It’s February. It’s cool, downright chilly, some mornings. Maybe that’s the problem with the perennial legislative debate over the need for air conditioning in Hawaii’s public schools: It always occurs in winter.
But the school year begins in late July or early August, and the students and their teachers swelter for most of the year, too many consigned to stuffy, aging facilities ill-designed to capitalize on Hawaii’s cooling tradewinds, which are proven to blow less frequently these days, anyway.
It’s a travesty, truly — an embarrassment in a state that is demanding more and more of its students and teachers, yet fails to deliver the basic physical conditions, including comfortable classrooms that will help them meet those demands.
Perhaps this spring, as the weather warms up, key lawmakers and state Department of Education administrators need to take a field trip together, to some of the hottest classrooms in Hawaii, documented to regularly reach temperatures above 90 degrees. They should linger, not scurry outside as soon as they begin to sweat. After all, the students and teachers don’t have that luxury as their energy and focus lag in the afternoon heat.

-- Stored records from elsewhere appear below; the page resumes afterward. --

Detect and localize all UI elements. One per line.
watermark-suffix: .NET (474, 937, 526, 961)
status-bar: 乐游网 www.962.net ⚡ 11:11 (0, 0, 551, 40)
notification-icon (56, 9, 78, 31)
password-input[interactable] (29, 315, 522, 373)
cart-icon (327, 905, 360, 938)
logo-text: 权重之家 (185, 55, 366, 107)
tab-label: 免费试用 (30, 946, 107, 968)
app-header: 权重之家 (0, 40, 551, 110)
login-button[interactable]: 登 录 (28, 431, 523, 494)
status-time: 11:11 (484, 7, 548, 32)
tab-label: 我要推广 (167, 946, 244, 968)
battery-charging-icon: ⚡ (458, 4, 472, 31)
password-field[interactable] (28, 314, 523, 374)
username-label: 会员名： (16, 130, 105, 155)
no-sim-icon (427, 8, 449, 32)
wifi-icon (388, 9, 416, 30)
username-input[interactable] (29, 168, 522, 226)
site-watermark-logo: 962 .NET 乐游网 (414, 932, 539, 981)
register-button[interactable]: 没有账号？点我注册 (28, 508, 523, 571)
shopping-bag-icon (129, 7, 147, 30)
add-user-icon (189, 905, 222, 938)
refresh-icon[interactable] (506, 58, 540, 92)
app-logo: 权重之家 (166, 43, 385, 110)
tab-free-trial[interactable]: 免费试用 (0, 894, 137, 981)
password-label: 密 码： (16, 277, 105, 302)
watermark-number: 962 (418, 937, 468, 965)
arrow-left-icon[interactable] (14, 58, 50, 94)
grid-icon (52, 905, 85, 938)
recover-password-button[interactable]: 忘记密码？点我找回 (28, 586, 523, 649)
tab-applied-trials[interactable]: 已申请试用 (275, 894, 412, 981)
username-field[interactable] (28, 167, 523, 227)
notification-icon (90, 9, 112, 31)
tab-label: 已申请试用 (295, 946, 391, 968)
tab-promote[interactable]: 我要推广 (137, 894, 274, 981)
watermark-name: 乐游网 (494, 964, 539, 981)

Personal experience is a powerful motivator, and this issue deserves to be a higher priority.
In the meantime, lawmakers should use Senate Bill 2424 as a vehicle to spark innovative solutions to this problem. Having deferred Senate Bill 2559 — an expensive, ambitious proposal that would have mandated the installation of air conditioning in all Hawaii public schools by 2019, and which the Department of Education opposed — the Senate Education Committee advanced SB 2424, calling in part for the DOE to develop "a master strategy for cooling all public school facilities and conduct a comprehensive study that looks at estimated installation and maintenance costs."
The DOE insists that it already has such a strategy, and follows a priority list depending on the needs of the school and available funding. Twelve out of 255 campuses now have central air conditioning; five schools received it in the past 12 years. A separate measure in the House, HB 2596, would appropriate $25 million for the next three campuses on the list.
Clearly, gaining the necessary funding is an obstacle to quicker progress, but so is the behemoth statewide Department of Education, which by its very nature lacks the nimble, grassroots ingenuity that is called for here. Schools that want and need air conditioning should be encouraged to seek creative solutions that could be shared broadly if they work out well.
For example, solar energy technology is advancing so rapidly that some classrooms might be cooled much more cheaply than the DOE estimates, based on its conventional method of upgrading an old school’s electrical system to withstand the heavier usage, insulating all the classrooms to ensure energy-efficiency and then installing central air.
Testimony to the Senate Education Committee cited an alternative that costs far less. It involves installing photovoltaic panels on the school roof, storing the collected energy in a battery and using that battery to power the air conditioning.
The DOE should consider the potential of this "off-the-grid" approach, which eliminates the need for an expensive electrical upgrade, whether or not SB 2424 and its mandated study survive this legislative session.